Why Using Genetic Genealogy to Solve Crimes Could Pose Problems

Police are using a new type of DNA sleuthing, called genetic genealogy. Already the technique has caught murder and rape suspects in California and Washington. While solving the cases has given cause for celebration, the tactics used in catching the alleged culprits have many privacy and civil rights experts worried.

Closing the Golden State Killer case (SN Online: 4/29/18) and the previously unsolved double murder of a young Canadian couple (SN Online: 5/23/18) involved probing a public online database of people’s DNA and family-tree information called GEDmatch.

In a May 29 opinion piece published in the Annals of Internal Medicine, bioethicist Christine Grady and colleagues argue that police should be more transparent about how they use forensic DNA searches. Meanwhile, law professor Natalie Ram and colleagues go even further in an essay in the June 8 Science, writing that eroding limits on the use of crime-solving technology “threatens our collective civil liberties and opens the door to socially and politically unacceptable genetic surveillance.”

Here are a few key points in the debate:

Why are police using GEDmatch instead of DNA testing companies? 

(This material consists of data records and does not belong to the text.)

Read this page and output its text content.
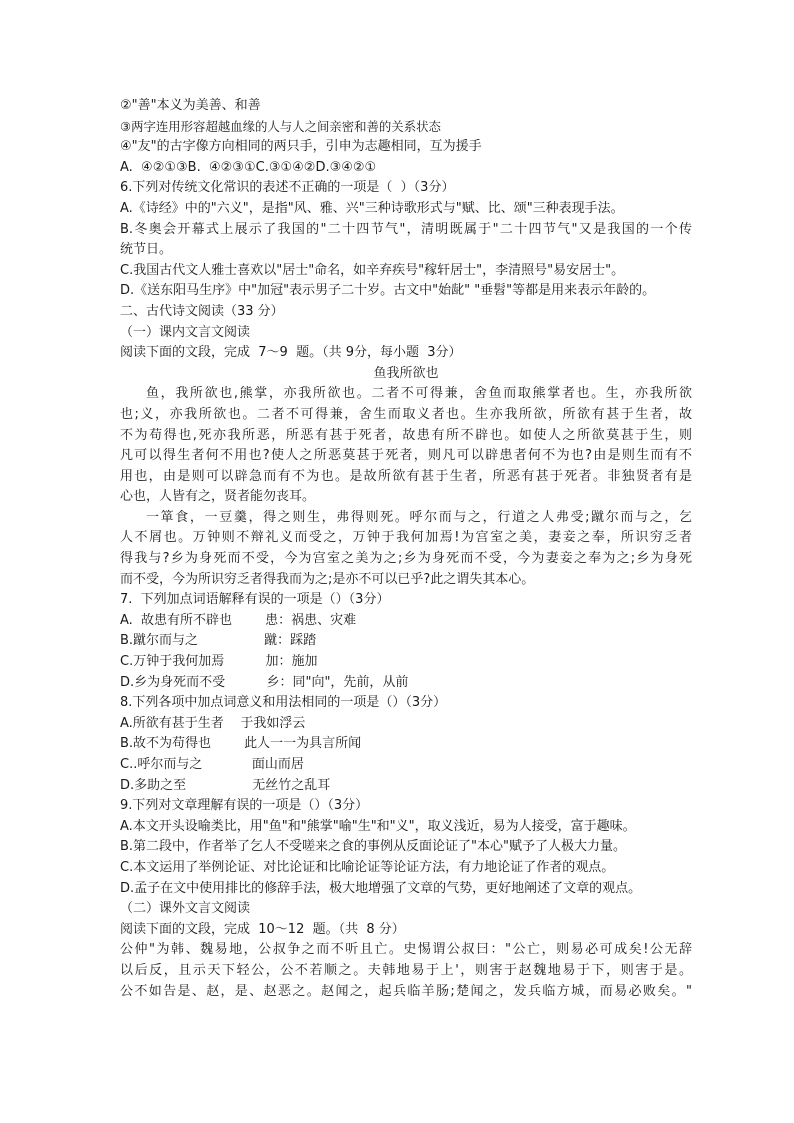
②"善"本义为美善、和善

③两字连用形容超越血缘的人与人之间亲密和善的关系状态

④"友"的古字像方向相同的两只手，引申为志趣相同，互为援手

A.  ④②①③B.  ④②③①C.③①④②D.③④②①

6.下列对传统文化常识的表述不正确的一项是（  ）（3分）

A.《诗经》中的"六义"，是指"风、雅、兴"三种诗歌形式与"赋、比、颂"三种表现手法。

B.冬奥会开幕式上展示了我国的"二十四节气"，清明既属于"二十四节气"又是我国的一个传

统节日。

C.我国古代文人雅士喜欢以"居士"命名，如辛弃疾号"稼轩居士"，李清照号"易安居士"。

D.《送东阳马生序》中"加冠"表示男子二十岁。古文中"始龀" "垂髫"等都是用来表示年龄的。

二、古代诗文阅读（33 分）

（一）课内文言文阅读

阅读下面的文段，完成  7～9  题。（共 9分，每小题  3分）

鱼我所欲也

鱼，我所欲也,熊掌，亦我所欲也。二者不可得兼，舍鱼而取熊掌者也。生，亦我所欲

也;义，亦我所欲也。二者不可得兼，舍生而取义者也。生亦我所欲，所欲有甚于生者，故

不为苟得也,死亦我所恶，所恶有甚于死者，故患有所不辟也。如使人之所欲莫甚于生，则

凡可以得生者何不用也?使人之所恶莫甚于死者，则凡可以辟患者何不为也?由是则生而有不

用也，由是则可以辟急而有不为也。是故所欲有甚于生者，所恶有甚于死者。非独贤者有是

心也，人皆有之，贤者能勿丧耳。

一箪食，一豆羹，得之则生，弗得则死。呼尔而与之，行道之人弗受;蹴尔而与之，乞

人不屑也。万钟则不辩礼义而受之，万钟于我何加焉!为宫室之美，妻妾之奉，所识穷乏者

得我与?乡为身死而不受，今为宫室之美为之;乡为身死而不受，今为妻妾之奉为之;乡为身死

而不受，今为所识穷乏者得我而为之;是亦不可以已乎?此之谓失其本心。

7.  下列加点词语解释有误的一项是（）（3分）

A.  故患有所不辟也        患：祸患、灾难

B.蹴尔而与之                蹴：踩踏

C.万钟于我何加焉          加：施加

D.乡为身死而不受          乡：同"向"，先前，从前

8.下列各项中加点词意义和用法相同的一项是（）（3分）

A.所欲有甚于生者    于我如浮云

B.故不为苟得也        此人一一为具言所闻

C..呼尔而与之            面山而居

D.多助之至                无丝竹之乱耳

9.下列对文章理解有误的一项是（）（3分）

A.本文开头设喻类比，用"鱼"和"熊掌"喻"生"和"义"，取义浅近，易为人接受，富于趣味。

B.第二段中，作者举了乞人不受嗟来之食的事例从反面论证了"本心"赋予了人极大力量。

C.本文运用了举例论证、对比论证和比喻论证等论证方法，有力地论证了作者的观点。

D.孟子在文中使用排比的修辞手法，极大地增强了文章的气势，更好地阐述了文章的观点。

（二）课外文言文阅读

阅读下面的文段，完成  10～12  题。（共  8 分）

公仲"为韩、魏易地，公叔争之而不听且亡。史惕谓公叔曰："公亡，则易必可成矣!公无辞

以后反，且示天下轻公，公不若顺之。夫韩地易于上'，则害于赵魏地易于下，则害于是。

公不如告是、赵，是、赵恶之。赵闻之，起兵临羊肠;楚闻之，发兵临方城，而易必败矣。"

If police wanted to use 23andMe or AncestryDNA to help solve crimes, they would need a clean saliva sample from a potential suspect to send to the company for testing and analysis. But crime scene DNA doesn’t come in that form, so police can’t send DNA to the companies for testing. That’s not the case with the DNA analysis service GEDmatch, to which customers can upload raw DNA data received from testing companies.

“That means the police or law enforcement investigators are equally able, if they have enough DNA to create a sufficiently complete genetic sequence, to upload that to GEDmatch” to find potential suspects, says Ram, of the University of Baltimore School of Law.